The AWS Command Line Interface makes it possible to upload code to a Lambda function. I highly recommend going this route to automate creating a zip file and uploading your code to your Lambda function.
Some of the barriers here is just the difficulty of following the documentation to getting all the things needed to setup authentication. Once you get the authentication setup it’s fairly easy to search for what you’re trying to do.
While all of this is well and good, there are a LOT of opportunities here for improvement, especially in the Name and Session Title resolution. I would think something like Watson could analyze Alexa’s translated name to match a speaker since that is one of the biggest problems with this particular skill.

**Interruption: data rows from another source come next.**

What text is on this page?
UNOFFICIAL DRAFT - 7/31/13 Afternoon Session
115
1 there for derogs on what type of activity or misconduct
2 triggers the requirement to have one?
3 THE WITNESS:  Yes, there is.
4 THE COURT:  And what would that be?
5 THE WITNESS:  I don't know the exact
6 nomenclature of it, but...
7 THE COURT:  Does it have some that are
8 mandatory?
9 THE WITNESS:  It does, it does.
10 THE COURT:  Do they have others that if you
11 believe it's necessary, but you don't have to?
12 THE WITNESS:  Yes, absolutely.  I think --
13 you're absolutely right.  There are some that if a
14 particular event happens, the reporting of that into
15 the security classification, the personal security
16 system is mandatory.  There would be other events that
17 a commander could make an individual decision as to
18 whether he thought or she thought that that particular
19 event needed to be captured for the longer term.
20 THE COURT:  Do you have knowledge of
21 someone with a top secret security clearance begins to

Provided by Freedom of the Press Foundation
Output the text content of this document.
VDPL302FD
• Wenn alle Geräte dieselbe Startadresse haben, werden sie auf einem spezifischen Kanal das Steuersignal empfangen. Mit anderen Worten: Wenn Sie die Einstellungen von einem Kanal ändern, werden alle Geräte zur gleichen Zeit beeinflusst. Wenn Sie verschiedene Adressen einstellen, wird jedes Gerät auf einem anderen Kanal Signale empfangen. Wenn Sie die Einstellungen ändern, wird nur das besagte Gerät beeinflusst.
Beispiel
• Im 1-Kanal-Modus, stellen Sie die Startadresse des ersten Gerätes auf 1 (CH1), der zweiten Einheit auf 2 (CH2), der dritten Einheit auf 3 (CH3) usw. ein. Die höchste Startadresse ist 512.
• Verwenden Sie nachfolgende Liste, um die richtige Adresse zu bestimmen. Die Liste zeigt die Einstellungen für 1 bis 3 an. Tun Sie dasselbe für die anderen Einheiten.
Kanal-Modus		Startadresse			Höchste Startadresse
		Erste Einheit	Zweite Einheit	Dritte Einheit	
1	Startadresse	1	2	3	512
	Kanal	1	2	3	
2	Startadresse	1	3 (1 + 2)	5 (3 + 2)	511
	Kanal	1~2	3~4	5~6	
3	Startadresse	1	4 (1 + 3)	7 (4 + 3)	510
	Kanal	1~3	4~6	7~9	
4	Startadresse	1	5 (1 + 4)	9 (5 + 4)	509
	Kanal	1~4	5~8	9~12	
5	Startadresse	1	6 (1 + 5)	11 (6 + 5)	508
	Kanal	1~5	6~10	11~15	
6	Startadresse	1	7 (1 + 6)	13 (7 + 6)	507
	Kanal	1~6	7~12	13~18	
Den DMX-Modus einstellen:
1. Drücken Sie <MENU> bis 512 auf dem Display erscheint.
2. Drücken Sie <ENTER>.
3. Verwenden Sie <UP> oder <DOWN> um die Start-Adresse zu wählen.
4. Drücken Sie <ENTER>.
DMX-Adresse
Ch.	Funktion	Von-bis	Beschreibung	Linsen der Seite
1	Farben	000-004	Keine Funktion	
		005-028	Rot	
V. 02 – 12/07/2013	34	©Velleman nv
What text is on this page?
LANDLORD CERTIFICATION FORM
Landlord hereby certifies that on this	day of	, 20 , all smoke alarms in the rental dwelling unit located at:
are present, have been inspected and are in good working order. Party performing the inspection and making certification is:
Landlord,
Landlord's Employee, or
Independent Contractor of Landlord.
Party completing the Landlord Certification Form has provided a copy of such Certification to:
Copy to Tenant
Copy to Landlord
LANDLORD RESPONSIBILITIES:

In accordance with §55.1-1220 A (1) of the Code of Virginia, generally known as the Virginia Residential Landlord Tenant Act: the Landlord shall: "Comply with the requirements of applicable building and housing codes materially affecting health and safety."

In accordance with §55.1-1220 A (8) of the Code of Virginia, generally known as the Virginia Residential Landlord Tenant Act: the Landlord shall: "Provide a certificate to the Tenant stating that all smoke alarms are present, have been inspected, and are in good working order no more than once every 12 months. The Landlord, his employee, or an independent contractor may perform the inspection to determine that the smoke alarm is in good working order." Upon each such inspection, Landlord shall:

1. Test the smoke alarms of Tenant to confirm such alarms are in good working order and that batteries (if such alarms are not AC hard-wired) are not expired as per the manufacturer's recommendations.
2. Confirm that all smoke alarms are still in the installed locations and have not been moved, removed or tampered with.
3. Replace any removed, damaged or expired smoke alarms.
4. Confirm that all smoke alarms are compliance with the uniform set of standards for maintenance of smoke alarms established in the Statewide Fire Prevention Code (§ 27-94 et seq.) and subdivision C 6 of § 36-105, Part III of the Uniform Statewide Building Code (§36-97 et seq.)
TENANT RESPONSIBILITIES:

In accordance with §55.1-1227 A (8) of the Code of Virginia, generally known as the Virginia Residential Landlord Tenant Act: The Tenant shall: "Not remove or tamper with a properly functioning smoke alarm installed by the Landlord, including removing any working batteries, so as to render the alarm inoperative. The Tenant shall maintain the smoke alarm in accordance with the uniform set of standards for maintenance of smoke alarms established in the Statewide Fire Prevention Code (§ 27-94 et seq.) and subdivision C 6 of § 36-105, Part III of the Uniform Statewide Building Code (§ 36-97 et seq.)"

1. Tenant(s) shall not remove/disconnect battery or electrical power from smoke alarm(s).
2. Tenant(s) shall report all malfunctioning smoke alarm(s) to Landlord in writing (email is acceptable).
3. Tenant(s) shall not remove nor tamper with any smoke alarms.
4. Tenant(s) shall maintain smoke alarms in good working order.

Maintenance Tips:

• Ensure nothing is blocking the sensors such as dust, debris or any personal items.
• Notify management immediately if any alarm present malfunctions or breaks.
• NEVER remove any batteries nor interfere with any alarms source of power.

We could pass the name that Alexa thought she heard to Watson and Watson could figure out what name was meant based on the conference speakers.
Also, Watson could probably come in handy to translate session titles. For example the title of this session “The Internet of (Notes) Things”. Alexa doesn’t know what to do with the parens in this title. She doesn’t understand that there should be a different tone applied because it’s in parens. Watson could help convert this using “Natural Language Processing” to a proper speech tag with an emphasis tag around ”(Notes)”. Likewise there are other Session titles which contain quotes around a word that should also be surrounded with an emphasis tag.
Could we do this ourselves without the use of Watson? Of course, but it would be a lot of ugly tedious code that would be prone to breakage and confusion when revisited at a later date.